Do bundle SKUs work correctly?
Mostly yes, with caveats. Native Shopify Bundles tie inventory to component SKUs, so the bundle Available is the limiting component’s Available. Apps like Bundle Pro / SimpleBundles often create a virtual SKU with its own inventory record, which can show Available=100 even when the component is OOS. Treat bundle SKUs with care, the card may misreport.
Why do I see archived products on the list?
You shouldn’t. The card filters to Product.status = ACTIVE. If you’re seeing archived products, either Shopify hasn’t propagated the status change to the index yet (sync lag), or the product is DRAFT not ARCHIVED and DRAFT was inadvertently included in your workspace’s filter config. Open a Vortex IQ support ticket and reference the affected SKU.
Does this include digital products and gift cards?
Digital products typically have inventory tracking off (tracksInventory = false) and will NOT appear on this list regardless of “stock”. Gift cards in Shopify are issued as a SKU type with effectively infinite inventory and similarly won’t appear. So the card is implicitly physical-goods only.
The card alerts >0. Is that the right threshold for me?
For most merchants, yes, any active OOS is a problem. But brands with a long-tail catalogue (5,000+ active variants) often have a structural 5 to 10% OOS background level for low-velocity items they’re letting run out intentionally. For those brands, the threshold should be reset to OOS-of-top-50-by-revenue or OOS-with-active-ads. Configurable per workspace in Nerve Centre → Alerts.
Action playbook when this card alerts:
- Open the OOS list. Sort by units sold last 30 days (highest velocity first).
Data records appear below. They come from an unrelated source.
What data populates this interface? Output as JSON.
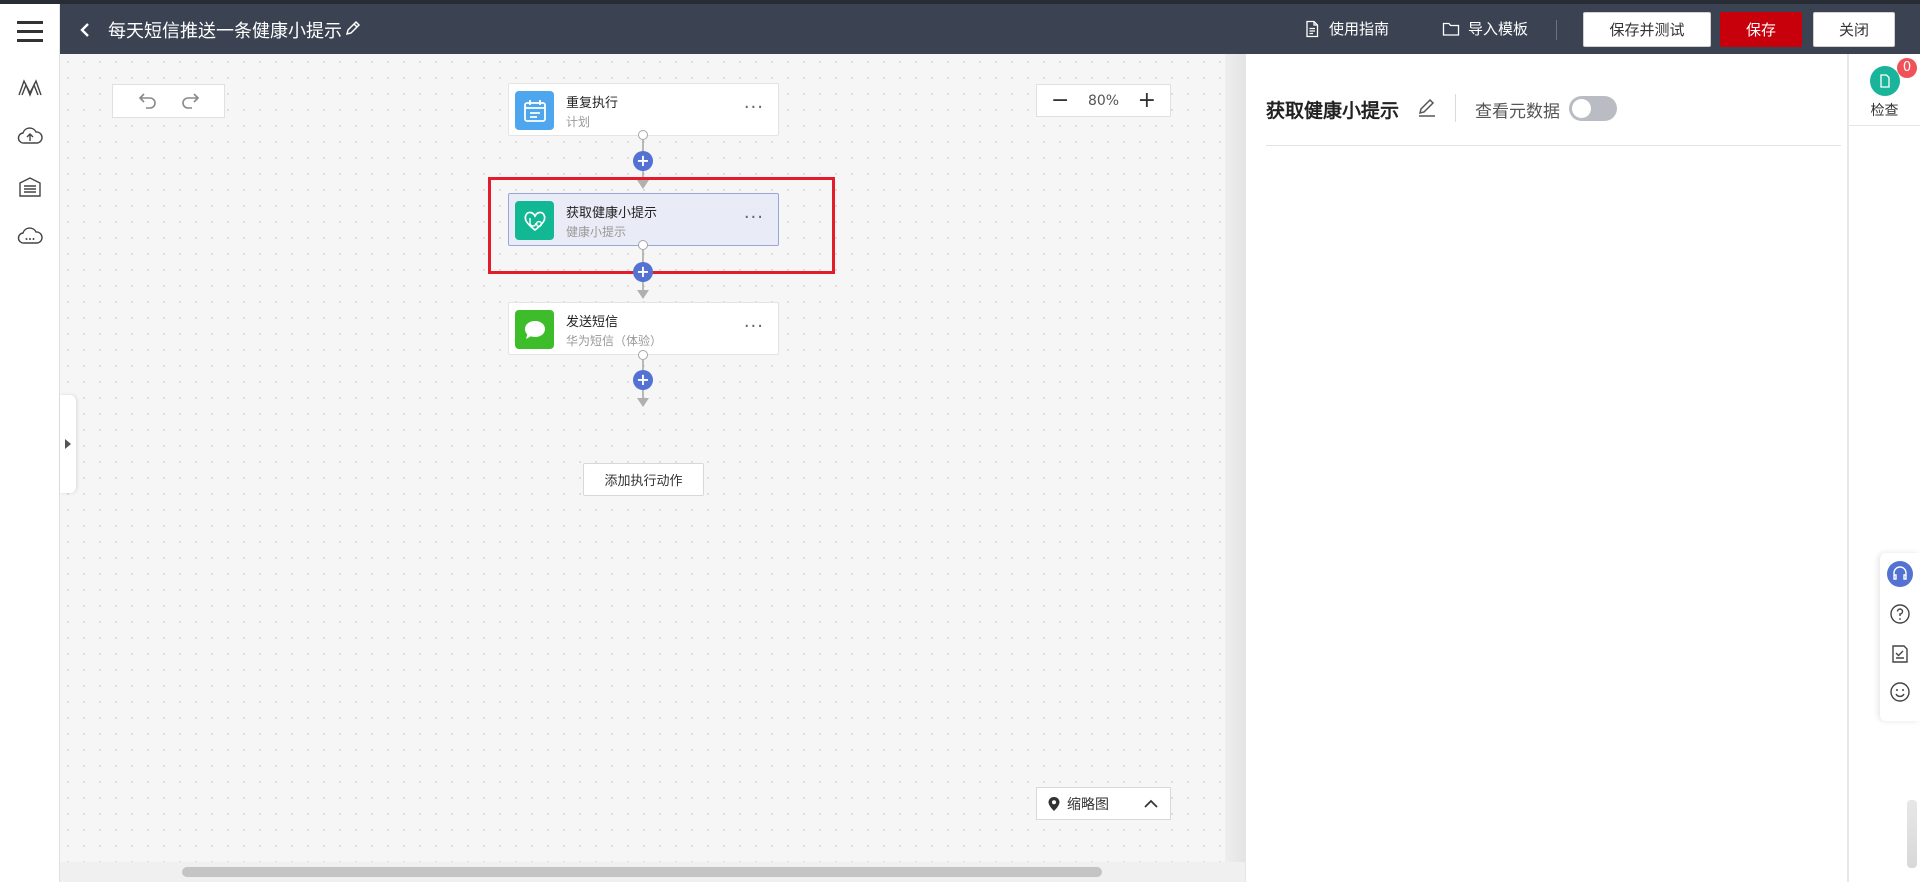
{
  "header": {
    "title": "每天短信推送一条健康小提示",
    "guide_label": "使用指南",
    "import_label": "导入模板",
    "save_test_label": "保存并测试",
    "save_label": "保存",
    "close_label": "关闭"
  },
  "leftnav": {
    "icons": [
      "logo-icon",
      "cloud-upload-icon",
      "warehouse-icon",
      "cloud-more-icon"
    ]
  },
  "canvas": {
    "zoom": "80%",
    "add_action_label": "添加执行动作",
    "minimap_label": "缩略图",
    "nodes": [
      {
        "title": "重复执行",
        "subtitle": "计划",
        "icon": "schedule-icon",
        "color": "#4ea6ee"
      },
      {
        "title": "获取健康小提示",
        "subtitle": "健康小提示",
        "icon": "heart-stethoscope-icon",
        "color": "#12b894"
      },
      {
        "title": "发送短信",
        "subtitle": "华为短信（体验）",
        "icon": "message-icon",
        "color": "#3ebd2b"
      }
    ]
  },
  "panel": {
    "title": "获取健康小提示",
    "metadata_label": "查看元数据",
    "metadata_on": false
  },
  "sidebar": {
    "check_label": "检查",
    "check_count": "0"
  },
  "colors": {
    "topbar": "#3b4252",
    "primary_red": "#c7000b",
    "plus_blue": "#5472d3",
    "highlight": "#e21c2a"
  }
}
- For top-velocity OOS: pause Google Ads and Meta Ads on that SKU immediately, see Active Ads on Out-of-Stock SKUs.
- For negative-stock variants: contact customer-service to email affected customers proactively with restock ETA.
- For top-revenue OOS without an Incoming PO: place an emergency reorder. The financial cost of expedited shipping is almost always less than the revenue lost.
- For long-tail OOS without ads: deprioritise. Not every OOS is worth fixing; some are intentional sell-through.
- Review Continue selling when out of stock settings, decide policy per SKU. Generally: enable for back-orderable items with clear customer comms, disable for must-ship-immediately items.